Traces of the Silk Road in Kyrgyzstan

If there's one country in the world that reflects the Silk Road more than any other, having preserved the most striking and impressive vestiges, it's Uzbekistan. At the geographical heart of Central Asia, and midway along the caravan routes between Xi'an and Antioch, this country, two-thirds of which is covered by the Kyzyl Kum desert, includes the borders of ancient Transoxania, where trade was dominated from the very beginning by the Sogdians, who controlled the routes from Punjikent, in present-day Tajikistan, or Tashkent, to Bukhara. Their hold on trade was such that the official language of the caravaneers on the Silk Road was necessarily Sogdian, as evidenced by the trade registers and contracts found on archaeological sites.
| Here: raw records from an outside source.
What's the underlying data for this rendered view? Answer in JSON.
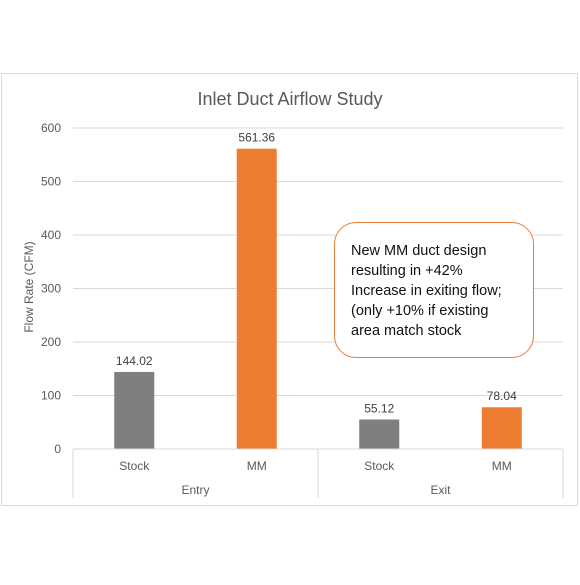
{
  "chart_data": {
    "type": "bar",
    "title": "Inlet Duct Airflow Study",
    "xlabel": "",
    "ylabel": "Flow Rate (CFM)",
    "ylim": [
      0,
      600
    ],
    "yticks": [
      0,
      100,
      200,
      300,
      400,
      500,
      600
    ],
    "grid": true,
    "groups": [
      {
        "label": "Entry",
        "categories": [
          "Stock",
          "MM"
        ]
      },
      {
        "label": "Exit",
        "categories": [
          "Stock",
          "MM"
        ]
      }
    ],
    "categories": [
      "Stock",
      "MM",
      "Stock",
      "MM"
    ],
    "values": [
      144.02,
      561.36,
      55.12,
      78.04
    ],
    "data_labels": [
      "144.02",
      "561.36",
      "55.12",
      "78.04"
    ],
    "bar_colors": [
      "#7F7F7F",
      "#ED7D31",
      "#7F7F7F",
      "#ED7D31"
    ],
    "annotation": "New MM duct design resulting in +42% Increase in exiting flow; (only +10% if existing area match stock"
  },
  "callout_lines": "New MM duct design\nresulting in +42%\nIncrease in exiting flow;\n(only +10% if existing\narea match stock"
}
In the heart of the deserts, trade took place both in the forts, originally built to protect against nomadic raids, and in the great oasis cities of Bukhara and Samarkand. Both were major commercial crossroads and centers of cultural influence, the former in the Samanid era, the latter in the Timurid period, when it became the capital of one of history's greatest empires. While most caravans left Uzbekistan at Bukhara to enter the territory of present-day Turkmenistan on their way to Iranian Khorassan, some continued on to Khiva, in north-western Uzbekistan, controlled by the Khorezm Shahs, who traded extensively with the nomadic tribes of present-day Kazakhstan and Russia.

These three cities have preserved an incredible architectural heritage, linked to different eras in their history: gigantic bazaars, caravanserais and the domes of covered markets, as in Bukhara. In the Ferghana Valley, you can meet craftsmen who have preserved their traditional skills, particularly in silk-working at Marguilan.